When feature names or class labels contain Chinese characters, tree visualizations generated by XGBoost, scikit-learn, and Graphviz may render them as boxes or missing glyphs. The usual fix is to set a font that supports Chinese before Graphviz renders the image.
The examples below use FangSong. You can replace it with any Chinese-capable font installed on your system, such as SimHei, Microsoft YaHei, Noto Sans CJK SC, or Source Han Sans SC.
Table of Contents
XGBoost
xgb.to_graphviz() returns a Graphviz object. Before rendering it, modify the Graphviz source and add a node font definition.
import re
import xgboost as xgb
def set_graph_font(graph, font_name="FangSong"):
graph.source = re.sub(
r"graph \[ rankdir=TB \]\n\n 0 ",
f'graph [ rankdir=TB ]\n\n node [fontname="{font_name}" shape=plaintext]\n\n 0 ',
graph.source,
)
return graph.source
diagraph = xgb.to_graphviz(model, num_trees=9)
diagraph.format = "png"
set_graph_font(diagraph)
diagraph
If the font still does not render, check the fonts available to Graphviz on the local machine. On Linux, fc-list is often the quickest way to verify whether the font is installed:
fc-list | grep -i "fang\|noto\|source han"
RandomForest
For scikit-learn’s RandomForestClassifier or RandomForestRegressor, export each tree to a DOT file, replace the default font with a Chinese-capable font, and then render the DOT file with Graphviz.
import re
from pathlib import Path
from subprocess import call
from sklearn.tree import export_graphviz
def plot_forest(model, column_names, output_dir="forest", font_name="FangSong"):
output_path = Path(output_dir)
output_path.mkdir(parents=True, exist_ok=True)
for i, estimator in enumerate(model.estimators_[:10]):
dot_path = output_path / f"tree-{i}.dot"
cn_dot_path = output_path / f"tree-cn-{i}.dot"
png_path = output_path / f"tree-cn-{i}.png"
export_graphviz(
estimator,
out_file=str(dot_path),
feature_names=column_names,
class_names=["Class Name 1", "Class Name 2"],
rounded=True,
proportion=False,
precision=2,
filled=True,
)
source = dot_path.read_text(encoding="utf-8")

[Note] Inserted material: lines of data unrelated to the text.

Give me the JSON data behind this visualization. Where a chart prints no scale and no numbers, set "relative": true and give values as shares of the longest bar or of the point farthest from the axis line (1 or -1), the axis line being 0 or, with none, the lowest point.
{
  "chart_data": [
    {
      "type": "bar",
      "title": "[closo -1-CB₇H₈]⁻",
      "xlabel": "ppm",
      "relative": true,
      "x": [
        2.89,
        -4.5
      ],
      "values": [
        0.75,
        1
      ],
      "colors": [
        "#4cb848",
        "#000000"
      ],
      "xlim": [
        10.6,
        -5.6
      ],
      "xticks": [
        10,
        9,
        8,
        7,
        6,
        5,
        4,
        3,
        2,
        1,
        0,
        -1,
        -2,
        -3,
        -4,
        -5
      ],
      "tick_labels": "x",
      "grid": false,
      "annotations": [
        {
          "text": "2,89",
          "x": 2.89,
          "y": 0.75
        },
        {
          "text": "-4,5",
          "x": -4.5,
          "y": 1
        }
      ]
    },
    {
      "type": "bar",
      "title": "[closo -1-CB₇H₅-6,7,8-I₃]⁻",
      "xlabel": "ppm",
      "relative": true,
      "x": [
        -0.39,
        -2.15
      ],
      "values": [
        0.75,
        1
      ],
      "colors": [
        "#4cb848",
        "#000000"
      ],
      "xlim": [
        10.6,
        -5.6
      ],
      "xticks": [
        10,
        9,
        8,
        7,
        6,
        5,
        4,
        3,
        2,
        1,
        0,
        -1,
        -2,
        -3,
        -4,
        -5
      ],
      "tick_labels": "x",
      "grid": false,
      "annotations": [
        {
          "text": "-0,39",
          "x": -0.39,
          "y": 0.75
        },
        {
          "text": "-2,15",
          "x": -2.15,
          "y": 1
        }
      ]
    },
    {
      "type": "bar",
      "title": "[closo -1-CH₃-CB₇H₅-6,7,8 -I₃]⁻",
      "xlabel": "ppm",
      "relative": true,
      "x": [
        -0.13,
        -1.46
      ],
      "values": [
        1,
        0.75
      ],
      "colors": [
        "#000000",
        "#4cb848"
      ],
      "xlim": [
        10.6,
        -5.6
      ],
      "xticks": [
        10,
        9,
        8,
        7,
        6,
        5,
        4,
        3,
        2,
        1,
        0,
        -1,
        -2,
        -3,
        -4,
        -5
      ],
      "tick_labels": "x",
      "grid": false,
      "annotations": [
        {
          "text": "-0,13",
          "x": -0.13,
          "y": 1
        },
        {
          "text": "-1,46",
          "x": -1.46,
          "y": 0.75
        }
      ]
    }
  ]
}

source = re.sub(r"helvetica", font_name, source, flags=re.IGNORECASE)
cn_dot_path.write_text(source, encoding="utf-8")
# Convert to PNG using Graphviz.
call(["dot", "-Tpng", str(cn_dot_path), "-o", str(png_path), "-Gdpi=600"])
In a Jupyter notebook, display one rendered tree with:
from IPython.display import Image
Image(filename="forest/tree-cn-0.png")
Before running the conversion step, make sure Graphviz is installed and available on the command line:
dot -V
If dot is missing, install Graphviz with the package manager for your operating system, then rerun the notebook or script.